The amount of questions that we get surrounding the freezing and potential decomposition of animals are endless. Obviously in taxidermy we deal with real, once-living creatures, so there are several factors that can lead to issues throughout the process of tanning and mounting any animal. I'll walk through a few key ones here in this entry.

Ice Is Your Friend

Freezing anything basically stops all breakdown of tissues and this is probably the most important step in preserving any dead animal. When any living organism dies, the process of decomposition begins immediately. Studies suggest that the temperature of the animal drops at a rate of 2 degrees F per hour. In other words, if you can't get the animal on ice within a few hours, your risk for spoilage/slippage greatly increase. That goes, for any part of the process before the animal is tanned. If you are a hunter, get it frozen quickly. If you're a deer processor, get it frozen quickly. If you're a taxidermist and you have the skin before it's tanned, keep it frozen always until it's time to process.

Time and Wrap Matter

If you have a hide in your freezer from 2008, don't just expect it to be ok. Just like anything these animals do have an expiration date, even when frozen. Take your capes out and check them over if you can before you begin the tanning process. Also, it would be to your advantage to be upfront with any customers that bring in an old hide about the possibility that it could ultimately not make it through the process. And yes, wrapping makes a huge difference. Avoid anything in newspaper, it dries out and sticks to the hide. It can be a nightmare for tanners. Wrap capes in plastic garbage bags or if you have the option, you can vacuum seal them. Either option will allow them to be frozen longer and avoid freezer burn.

Invest In A Chest

If you hunt then this one is already probably taken care of. Chest freezers are fairly cheap, easy to find, and they have a surprising amount of square space. They can quickly freeze and capes you have, and depending on the size you will be able to fit 10-60 skinned deer capes in one freezer. We have a number of them in our shop for multiple uses and if you have the space, then invest in one.
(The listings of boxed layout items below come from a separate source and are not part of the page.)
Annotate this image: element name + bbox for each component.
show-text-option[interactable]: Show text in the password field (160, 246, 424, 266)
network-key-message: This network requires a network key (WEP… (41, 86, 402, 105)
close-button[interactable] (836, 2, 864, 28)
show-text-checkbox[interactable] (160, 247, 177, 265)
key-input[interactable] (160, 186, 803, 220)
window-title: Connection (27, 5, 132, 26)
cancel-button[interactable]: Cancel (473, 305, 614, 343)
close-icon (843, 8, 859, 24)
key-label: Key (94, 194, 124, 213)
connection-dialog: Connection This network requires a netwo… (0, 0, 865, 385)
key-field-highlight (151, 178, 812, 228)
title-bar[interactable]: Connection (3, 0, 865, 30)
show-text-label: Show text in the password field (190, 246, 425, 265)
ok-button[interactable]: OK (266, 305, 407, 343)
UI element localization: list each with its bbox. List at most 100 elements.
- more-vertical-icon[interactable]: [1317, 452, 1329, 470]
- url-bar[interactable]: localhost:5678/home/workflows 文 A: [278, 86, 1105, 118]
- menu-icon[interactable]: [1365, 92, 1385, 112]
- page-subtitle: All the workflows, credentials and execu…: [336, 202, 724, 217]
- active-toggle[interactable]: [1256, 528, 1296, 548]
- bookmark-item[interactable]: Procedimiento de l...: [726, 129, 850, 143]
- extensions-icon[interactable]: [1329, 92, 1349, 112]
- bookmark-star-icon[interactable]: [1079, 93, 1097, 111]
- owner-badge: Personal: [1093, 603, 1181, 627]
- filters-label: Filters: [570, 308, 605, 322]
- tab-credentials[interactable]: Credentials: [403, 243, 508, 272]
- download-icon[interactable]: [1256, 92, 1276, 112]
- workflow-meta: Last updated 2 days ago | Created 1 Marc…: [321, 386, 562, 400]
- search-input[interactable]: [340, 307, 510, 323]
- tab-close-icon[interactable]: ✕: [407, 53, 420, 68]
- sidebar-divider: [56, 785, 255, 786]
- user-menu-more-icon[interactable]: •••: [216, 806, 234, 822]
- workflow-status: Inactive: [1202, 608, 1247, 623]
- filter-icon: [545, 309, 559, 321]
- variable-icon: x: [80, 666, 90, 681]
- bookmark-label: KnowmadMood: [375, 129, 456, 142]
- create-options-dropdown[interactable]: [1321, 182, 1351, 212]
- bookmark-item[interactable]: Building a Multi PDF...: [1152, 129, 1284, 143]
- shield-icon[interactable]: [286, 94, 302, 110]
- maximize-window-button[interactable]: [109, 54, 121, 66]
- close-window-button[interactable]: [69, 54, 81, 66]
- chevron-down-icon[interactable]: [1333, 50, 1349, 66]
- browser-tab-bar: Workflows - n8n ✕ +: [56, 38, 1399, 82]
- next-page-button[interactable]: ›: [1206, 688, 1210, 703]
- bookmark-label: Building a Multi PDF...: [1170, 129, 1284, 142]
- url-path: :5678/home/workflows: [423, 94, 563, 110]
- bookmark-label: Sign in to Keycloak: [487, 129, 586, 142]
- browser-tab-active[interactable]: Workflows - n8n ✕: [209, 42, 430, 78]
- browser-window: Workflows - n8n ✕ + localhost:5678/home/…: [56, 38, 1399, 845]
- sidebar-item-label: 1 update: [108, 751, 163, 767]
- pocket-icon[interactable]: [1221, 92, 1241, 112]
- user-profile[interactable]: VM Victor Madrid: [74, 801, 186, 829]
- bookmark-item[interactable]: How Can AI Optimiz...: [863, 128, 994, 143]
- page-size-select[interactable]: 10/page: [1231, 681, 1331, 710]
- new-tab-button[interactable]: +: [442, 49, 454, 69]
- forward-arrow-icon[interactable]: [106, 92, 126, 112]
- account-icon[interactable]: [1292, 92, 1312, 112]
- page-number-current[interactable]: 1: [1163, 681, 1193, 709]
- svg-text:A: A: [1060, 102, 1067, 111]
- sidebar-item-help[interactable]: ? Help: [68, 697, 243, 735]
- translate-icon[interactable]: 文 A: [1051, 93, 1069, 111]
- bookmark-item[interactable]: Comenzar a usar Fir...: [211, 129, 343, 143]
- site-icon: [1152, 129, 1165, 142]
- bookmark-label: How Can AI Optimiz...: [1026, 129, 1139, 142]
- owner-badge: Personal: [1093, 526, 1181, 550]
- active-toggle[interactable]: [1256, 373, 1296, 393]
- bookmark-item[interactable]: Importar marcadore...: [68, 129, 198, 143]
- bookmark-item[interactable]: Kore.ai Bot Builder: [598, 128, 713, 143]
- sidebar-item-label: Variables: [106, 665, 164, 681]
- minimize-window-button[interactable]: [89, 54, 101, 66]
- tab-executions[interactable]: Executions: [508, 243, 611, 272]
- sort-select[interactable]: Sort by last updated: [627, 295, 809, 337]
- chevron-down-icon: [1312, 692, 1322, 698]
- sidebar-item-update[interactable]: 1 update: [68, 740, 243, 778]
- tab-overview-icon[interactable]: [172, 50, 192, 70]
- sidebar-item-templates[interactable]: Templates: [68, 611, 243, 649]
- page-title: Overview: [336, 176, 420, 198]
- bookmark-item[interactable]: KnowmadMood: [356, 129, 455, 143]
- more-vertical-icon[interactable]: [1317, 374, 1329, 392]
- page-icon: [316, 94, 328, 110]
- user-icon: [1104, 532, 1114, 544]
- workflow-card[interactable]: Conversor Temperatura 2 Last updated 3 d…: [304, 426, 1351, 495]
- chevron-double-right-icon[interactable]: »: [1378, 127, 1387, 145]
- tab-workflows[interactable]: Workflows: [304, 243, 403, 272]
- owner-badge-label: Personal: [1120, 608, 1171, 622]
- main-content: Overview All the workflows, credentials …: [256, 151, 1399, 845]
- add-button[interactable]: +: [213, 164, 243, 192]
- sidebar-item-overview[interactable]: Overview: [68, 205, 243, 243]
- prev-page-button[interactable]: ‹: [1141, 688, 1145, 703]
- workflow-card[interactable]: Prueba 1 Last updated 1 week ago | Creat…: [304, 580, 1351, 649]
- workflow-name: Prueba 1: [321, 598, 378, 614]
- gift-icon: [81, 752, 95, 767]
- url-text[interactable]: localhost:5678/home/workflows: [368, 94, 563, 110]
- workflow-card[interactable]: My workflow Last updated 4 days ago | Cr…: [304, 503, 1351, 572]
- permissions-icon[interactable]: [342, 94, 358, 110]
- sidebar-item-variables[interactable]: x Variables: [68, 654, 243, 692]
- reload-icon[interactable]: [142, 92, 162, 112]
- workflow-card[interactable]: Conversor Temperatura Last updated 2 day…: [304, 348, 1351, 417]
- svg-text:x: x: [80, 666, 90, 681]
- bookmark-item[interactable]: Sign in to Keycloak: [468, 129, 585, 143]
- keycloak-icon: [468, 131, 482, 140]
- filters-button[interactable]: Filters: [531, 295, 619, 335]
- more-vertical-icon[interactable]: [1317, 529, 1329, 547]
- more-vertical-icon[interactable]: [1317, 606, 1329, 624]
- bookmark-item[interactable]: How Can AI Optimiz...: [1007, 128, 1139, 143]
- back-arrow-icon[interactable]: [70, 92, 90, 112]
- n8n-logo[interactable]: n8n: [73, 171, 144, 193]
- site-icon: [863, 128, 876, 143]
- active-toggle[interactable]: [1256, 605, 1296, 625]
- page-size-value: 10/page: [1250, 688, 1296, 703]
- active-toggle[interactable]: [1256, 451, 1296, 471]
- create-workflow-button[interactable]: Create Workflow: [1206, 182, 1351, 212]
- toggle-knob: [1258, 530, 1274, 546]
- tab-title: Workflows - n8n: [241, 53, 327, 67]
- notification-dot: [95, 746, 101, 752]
Don't Salt Before Freezing

Please, please, please if you can avoid field salting, DO NOT salt a skin before freezing it. We have dealt with a handful of skins each year that were salted before frozen and they are dry, tough to turn, and don't accept future salt well. We admit, we aren't scientists, but we recommend this strictly because we've been through it and don't want you to have to go through it as well. We realize that when hunters are out in the middle of nowhere, and have to get it on salt while they drag their animal back, then that cannot be avoided.

Just remember that cold is good. There is so much time and money invested in harvesting an animal that you want to do everything possible to ensure the success of that animal throughout the entire process. Enjoy the upcoming cold and happy hunting!